Robert J. Lujan, 28, the son of Interior Secretary Manuel Lujan Jr., was ordered held without bond yesterday pending a preliminary hearing on a charge that he raped a woman at gunpoint Sunday morning in her northeast Alexandria apartment.
Alexandria General District Judge D.F. O'Flaherty, in an early morning arraignment, revoked the $2,000 bond that had been set by a local magistrate Wednesday night after Lujan's arrest. O'Flaherty scheduled the preliminary hearing for 1:30 p.m. today.
Deputy Commonwealth's Attorney S. Randolph Sengel argued that Lujan should be held without bail, noting the seriousness of the allegations and the fact that Lujan pleaded guilty to cocaine-related charges in 1983 in New Mexico.
Lujan pleaded guilty to one count of possession with intent to distribute cocaine and one count of using a phone to conduct a drug sale, said Robert Stanley Powell, Lujan's attorney. Powell said in an interview yesterday that Lujan served 16 months of a six-year sentence.
Powell asked the court to allow Lujan to remain free on bail, saying that he knew Lujan and his family and that he could not believe Robert Lujan would commit rape.
Powell said in an interview that Lujan had met the woman before, "but Saturday night was the only time he had any more than a casual talk with her. He said their relationship was a consensual one."

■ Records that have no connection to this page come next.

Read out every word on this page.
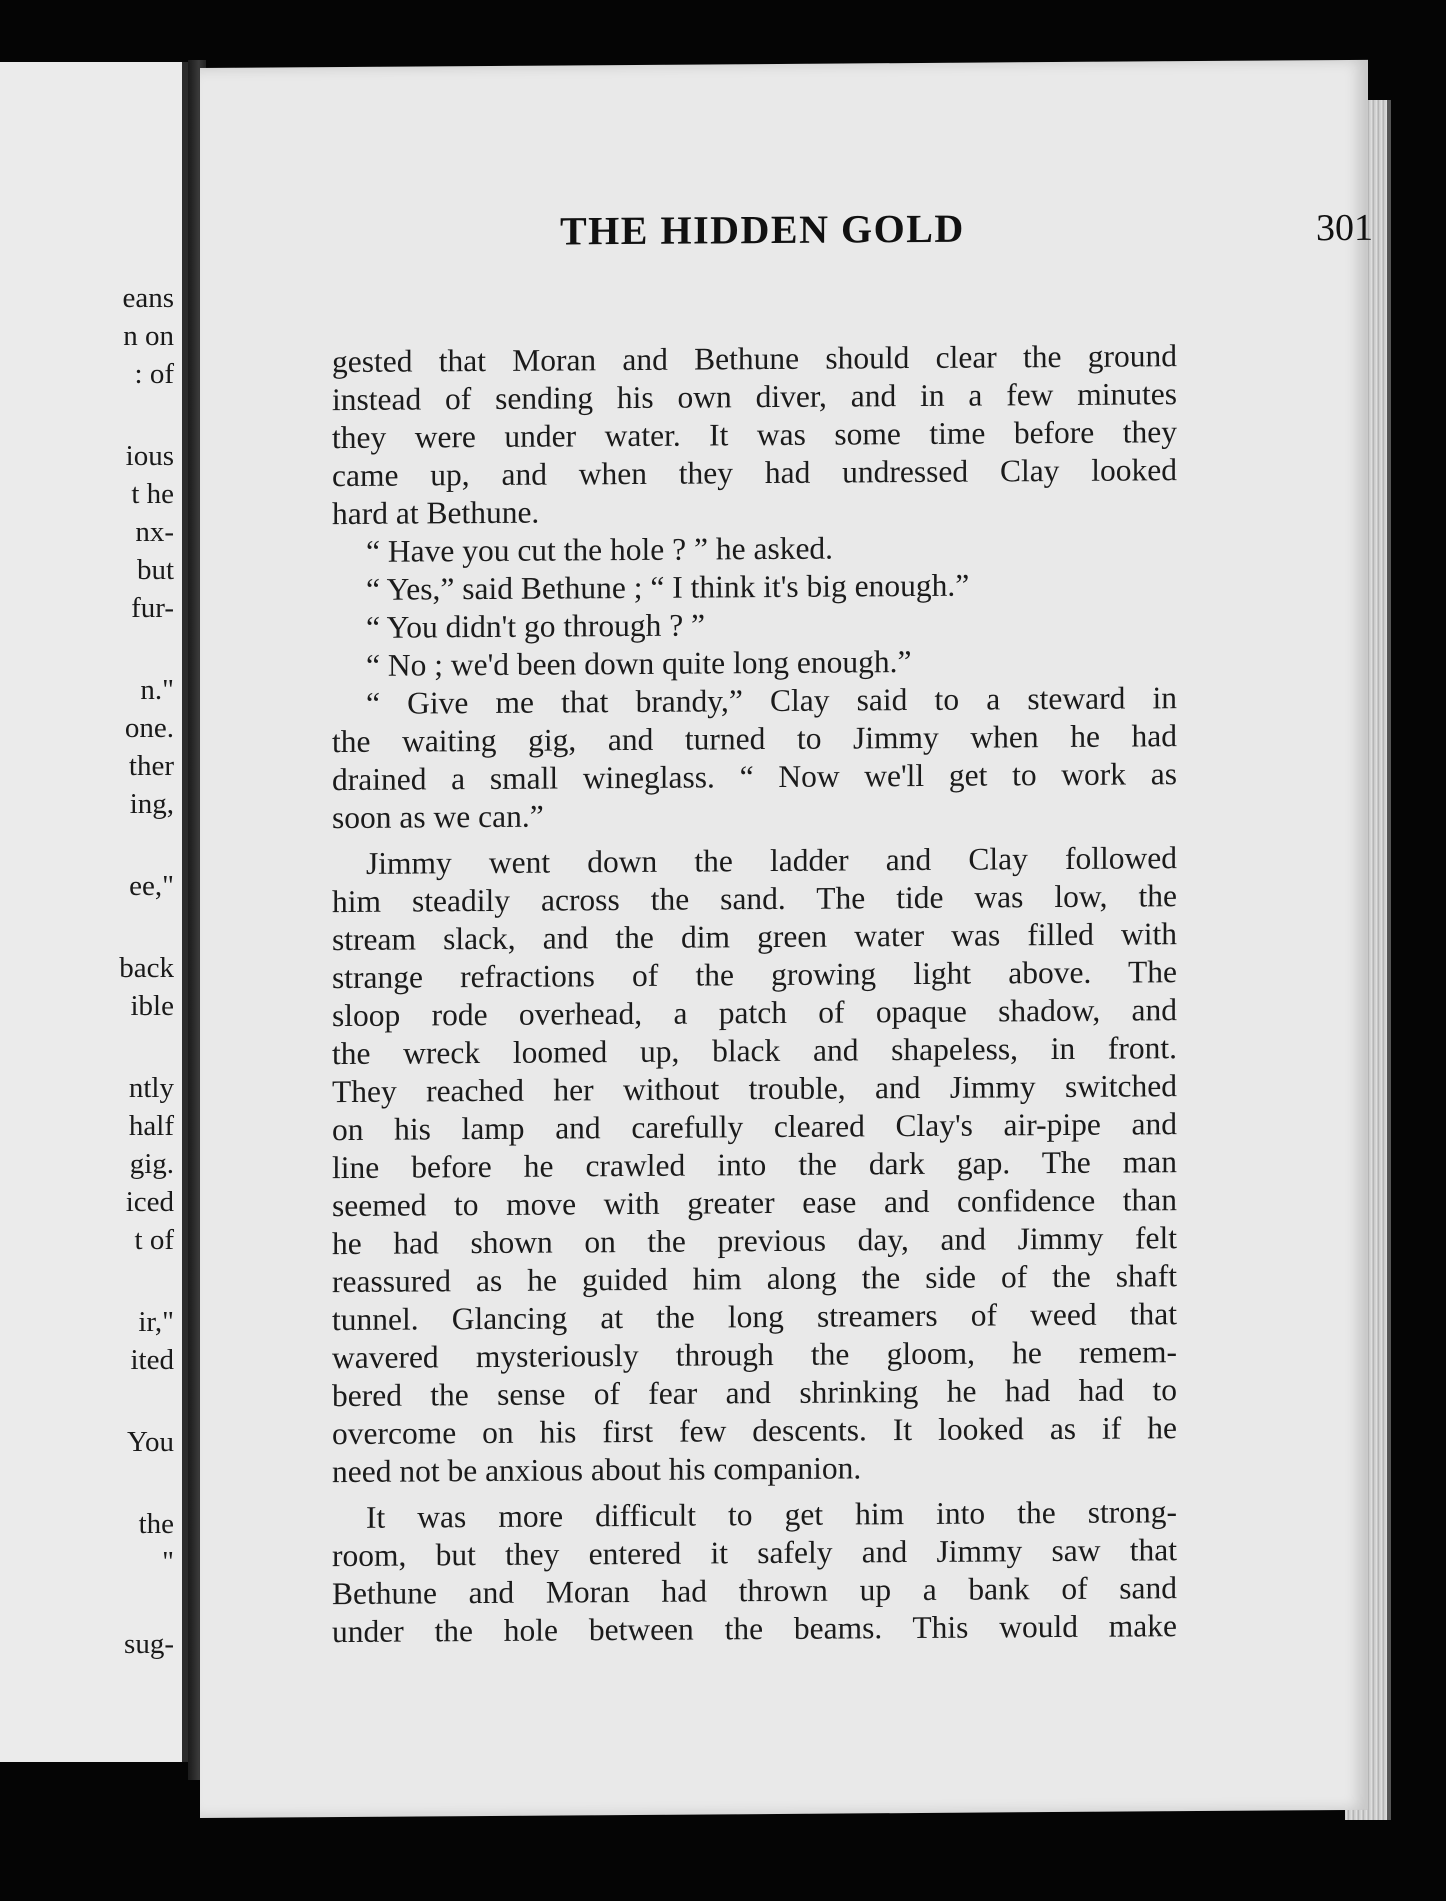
eans
n on
: of
ious
t he
nx-
but
fur-
n."
one.
ther
ing,
ee,"
back
ible
ntly
half
gig.
iced
t of
ir,"
ited
You
the
"
sug-
THE HIDDEN GOLD	301
gested that Moran and Bethune should clear the ground
instead of sending his own diver, and in a few minutes
they were under water. It was some time before they
came up, and when they had undressed Clay looked
hard at Bethune.
“ Have you cut the hole ? ” he asked.
“ Yes,” said Bethune ; “ I think it's big enough.”
“ You didn't go through ? ”
“ No ; we'd been down quite long enough.”
“ Give me that brandy,” Clay said to a steward in
the waiting gig, and turned to Jimmy when he had
drained a small wineglass. “ Now we'll get to work as
soon as we can.”
Jimmy went down the ladder and Clay followed
him steadily across the sand. The tide was low, the
stream slack, and the dim green water was filled with
strange refractions of the growing light above. The
sloop rode overhead, a patch of opaque shadow, and
the wreck loomed up, black and shapeless, in front.
They reached her without trouble, and Jimmy switched
on his lamp and carefully cleared Clay's air-pipe and
line before he crawled into the dark gap. The man
seemed to move with greater ease and confidence than
he had shown on the previous day, and Jimmy felt
reassured as he guided him along the side of the shaft
tunnel. Glancing at the long streamers of weed that
wavered mysteriously through the gloom, he remem-
bered the sense of fear and shrinking he had had to
overcome on his first few descents. It looked as if he
need not be anxious about his companion.
It was more difficult to get him into the strong-
room, but they entered it safely and Jimmy saw that
Bethune and Moran had thrown up a bank of sand
under the hole between the beams. This would make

Lujan, arrested at his family's apartment in the Marina Towers complex on Slaters Lane, has been accused of entering a 48-year-old woman's apartment about 4:30 a.m. Sunday, threatening her with a shotgun and sexually assaulting her.
Manuel Lujan said shortly after the arrest that his son and the woman had both been out drinking Saturday night. After they met, the woman invited Robert Lujan to her apartment, his father said.
In 1987, Robert Lujan, one of Manuel Lujan's four children, was convicted in federal court in Alexandria of driving while intoxicated and driving with a suspended license. Lujan served six months in prison on those charges and was ordered to serve another six months of his 1983 sentence.
Steven Goldstein, a spokesman for Manuel Lujan at the Department of the Interior, said that the secretary did not accompany his son to yesterday's hearing because he did not want anyone to assume he would use his position to help his son.
"He understands that showing up there could be misperceived, and he didn't want that to occur. He didn't want to give any sense of impropriety," Goldstein said.
"Clearly the secretary and Mrs. Lujan feel the anguish that any parent would feel under the circumstances. But Secretary Lujan will not interfere with the system of due process," Goldstein said.